Wednesday, 25 January 2017
Zachary B. Murphy, SUNY, Albany, NY; and D. Keyser and L. F. Bosart

Cold air outbreaks (CAOs) pose substantial hazards to economic activity and human health. Despite these hazards, studies regarding the climatological trends and behavior of CAOs are relatively few in number. As such, there remains some uncertainty regarding CAO frequency for the contiguous U.S. since most prior studies of CAO trends and behavior have been limited in spatial and temporal scope. Specifically, it is unknown if particular regions of the contiguous U.S. are experiencing increases or decreases in the frequency of CAOs, and it remains to be seen if there are regional differences in CAO evolution across various portions of the contiguous U.S. The purpose of this study is to determine regional and nationwide statistical trends in CAO frequency and to establish the regional developmental patterns of CAOs in order to improve forecasts of this high-impact phenomenon.

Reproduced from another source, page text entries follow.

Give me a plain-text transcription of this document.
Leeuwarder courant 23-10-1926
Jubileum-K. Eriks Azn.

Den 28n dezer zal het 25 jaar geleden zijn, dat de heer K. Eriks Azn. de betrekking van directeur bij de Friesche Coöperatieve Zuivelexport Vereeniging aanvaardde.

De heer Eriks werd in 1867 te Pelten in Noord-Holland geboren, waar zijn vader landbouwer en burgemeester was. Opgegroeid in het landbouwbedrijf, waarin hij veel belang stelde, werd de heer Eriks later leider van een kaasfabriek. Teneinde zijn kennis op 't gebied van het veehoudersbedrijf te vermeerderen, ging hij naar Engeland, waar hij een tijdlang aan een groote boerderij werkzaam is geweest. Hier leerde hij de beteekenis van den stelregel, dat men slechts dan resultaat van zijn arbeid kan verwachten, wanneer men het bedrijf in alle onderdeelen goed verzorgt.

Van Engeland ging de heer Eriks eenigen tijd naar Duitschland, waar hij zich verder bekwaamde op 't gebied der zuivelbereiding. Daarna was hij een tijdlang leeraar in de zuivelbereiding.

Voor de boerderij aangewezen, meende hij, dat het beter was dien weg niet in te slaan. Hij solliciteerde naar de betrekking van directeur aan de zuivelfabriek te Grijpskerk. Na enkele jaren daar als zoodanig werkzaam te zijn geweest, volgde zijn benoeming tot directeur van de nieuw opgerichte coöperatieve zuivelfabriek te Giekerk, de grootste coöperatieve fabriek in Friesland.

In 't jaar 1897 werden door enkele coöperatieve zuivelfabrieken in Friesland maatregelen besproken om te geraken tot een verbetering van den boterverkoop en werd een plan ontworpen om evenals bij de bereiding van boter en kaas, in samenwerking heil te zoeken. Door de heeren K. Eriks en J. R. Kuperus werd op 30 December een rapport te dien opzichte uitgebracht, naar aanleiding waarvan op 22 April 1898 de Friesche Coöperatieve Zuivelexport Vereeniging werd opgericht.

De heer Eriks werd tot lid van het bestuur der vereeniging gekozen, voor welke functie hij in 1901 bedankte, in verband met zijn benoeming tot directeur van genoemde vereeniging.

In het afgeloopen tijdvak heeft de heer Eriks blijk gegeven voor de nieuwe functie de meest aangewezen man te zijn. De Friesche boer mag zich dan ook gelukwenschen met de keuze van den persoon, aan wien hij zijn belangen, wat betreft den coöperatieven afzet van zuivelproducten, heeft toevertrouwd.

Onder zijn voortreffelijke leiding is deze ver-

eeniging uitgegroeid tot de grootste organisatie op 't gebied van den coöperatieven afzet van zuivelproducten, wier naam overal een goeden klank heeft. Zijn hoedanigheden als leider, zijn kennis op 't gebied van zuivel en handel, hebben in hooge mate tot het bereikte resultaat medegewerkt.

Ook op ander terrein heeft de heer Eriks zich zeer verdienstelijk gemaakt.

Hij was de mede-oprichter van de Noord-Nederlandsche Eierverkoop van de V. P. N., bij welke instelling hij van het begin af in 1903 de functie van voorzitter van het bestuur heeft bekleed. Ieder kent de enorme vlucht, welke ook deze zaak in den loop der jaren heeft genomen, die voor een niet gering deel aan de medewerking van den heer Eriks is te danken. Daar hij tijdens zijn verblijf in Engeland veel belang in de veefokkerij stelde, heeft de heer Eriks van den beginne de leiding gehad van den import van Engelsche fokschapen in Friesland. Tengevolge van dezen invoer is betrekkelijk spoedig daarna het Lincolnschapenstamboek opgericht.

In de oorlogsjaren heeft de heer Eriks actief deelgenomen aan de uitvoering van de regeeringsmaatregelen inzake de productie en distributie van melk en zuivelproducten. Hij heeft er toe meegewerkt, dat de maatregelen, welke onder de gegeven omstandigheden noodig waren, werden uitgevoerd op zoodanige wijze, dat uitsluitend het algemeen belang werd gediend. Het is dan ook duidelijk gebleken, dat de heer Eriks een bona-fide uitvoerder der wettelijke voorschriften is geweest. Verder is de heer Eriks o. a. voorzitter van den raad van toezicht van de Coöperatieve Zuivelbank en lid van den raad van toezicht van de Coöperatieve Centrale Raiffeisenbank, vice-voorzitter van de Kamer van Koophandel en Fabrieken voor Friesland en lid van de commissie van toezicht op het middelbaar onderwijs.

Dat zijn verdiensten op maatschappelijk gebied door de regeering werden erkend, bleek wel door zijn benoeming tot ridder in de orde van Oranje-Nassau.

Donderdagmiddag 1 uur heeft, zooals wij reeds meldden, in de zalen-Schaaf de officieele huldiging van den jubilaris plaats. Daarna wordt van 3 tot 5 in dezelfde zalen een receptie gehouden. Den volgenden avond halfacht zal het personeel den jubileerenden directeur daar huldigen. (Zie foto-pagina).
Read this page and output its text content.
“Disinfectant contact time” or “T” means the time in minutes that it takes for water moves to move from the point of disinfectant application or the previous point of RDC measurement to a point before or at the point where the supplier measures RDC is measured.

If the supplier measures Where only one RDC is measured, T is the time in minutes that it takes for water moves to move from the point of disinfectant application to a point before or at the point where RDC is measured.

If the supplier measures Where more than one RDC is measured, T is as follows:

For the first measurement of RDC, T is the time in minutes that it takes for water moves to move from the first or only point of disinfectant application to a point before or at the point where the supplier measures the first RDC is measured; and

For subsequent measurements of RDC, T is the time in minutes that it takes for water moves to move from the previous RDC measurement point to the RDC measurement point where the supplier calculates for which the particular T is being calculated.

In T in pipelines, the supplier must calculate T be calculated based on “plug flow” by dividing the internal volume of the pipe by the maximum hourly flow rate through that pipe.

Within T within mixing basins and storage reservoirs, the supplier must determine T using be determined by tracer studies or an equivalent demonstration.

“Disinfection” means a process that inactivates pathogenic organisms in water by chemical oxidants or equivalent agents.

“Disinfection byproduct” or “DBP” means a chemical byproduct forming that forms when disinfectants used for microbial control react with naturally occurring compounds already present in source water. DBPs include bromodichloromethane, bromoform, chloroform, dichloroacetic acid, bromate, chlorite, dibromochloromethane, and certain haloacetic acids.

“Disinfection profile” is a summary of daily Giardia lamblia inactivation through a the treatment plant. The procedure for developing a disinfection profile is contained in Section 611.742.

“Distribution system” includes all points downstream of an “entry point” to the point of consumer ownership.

CAOs are identified using daily minimum temperature data extracted from 53 stations within the Global Historical Climatology Network-Daily dataset over a 68-year period from January 1948 through December 2015. Stations are evenly distributed across the contiguous U.S. and the nine National Centers for Environmental Information (NCEI) U.S. Standard Regions. Days that have minimum temperatures at a station fall below the 31-day centered moving average of the daily fifth percentile temperature are designated as anomalously cold days, and sequences of three or more such days are classified as CAOs. A regional CAO is diagnosed whenever two or more stations within the same NCEI U.S. Standard Region experience an overlap of the same sequence of anomalously cold days.

Preliminary statistical trends for the meteorological spring, summer, fall, and winter seasons show that there has been a decrease in the annual frequency of anomalously cold days for the northeastern U.S. across all four seasons. There has also been a decrease in the annual frequency of northeastern U.S. CAOs across all four seasons. Additional regions will be studied to determine annual statistical trends in the frequency of anomalously cold days and CAOs. CAO-relative composites using NCEP–NCAR reanalysis data will be constructed to identify region-specific patterns in the planetary- and synoptic-scale flow patterns that accompany the development of CAOs.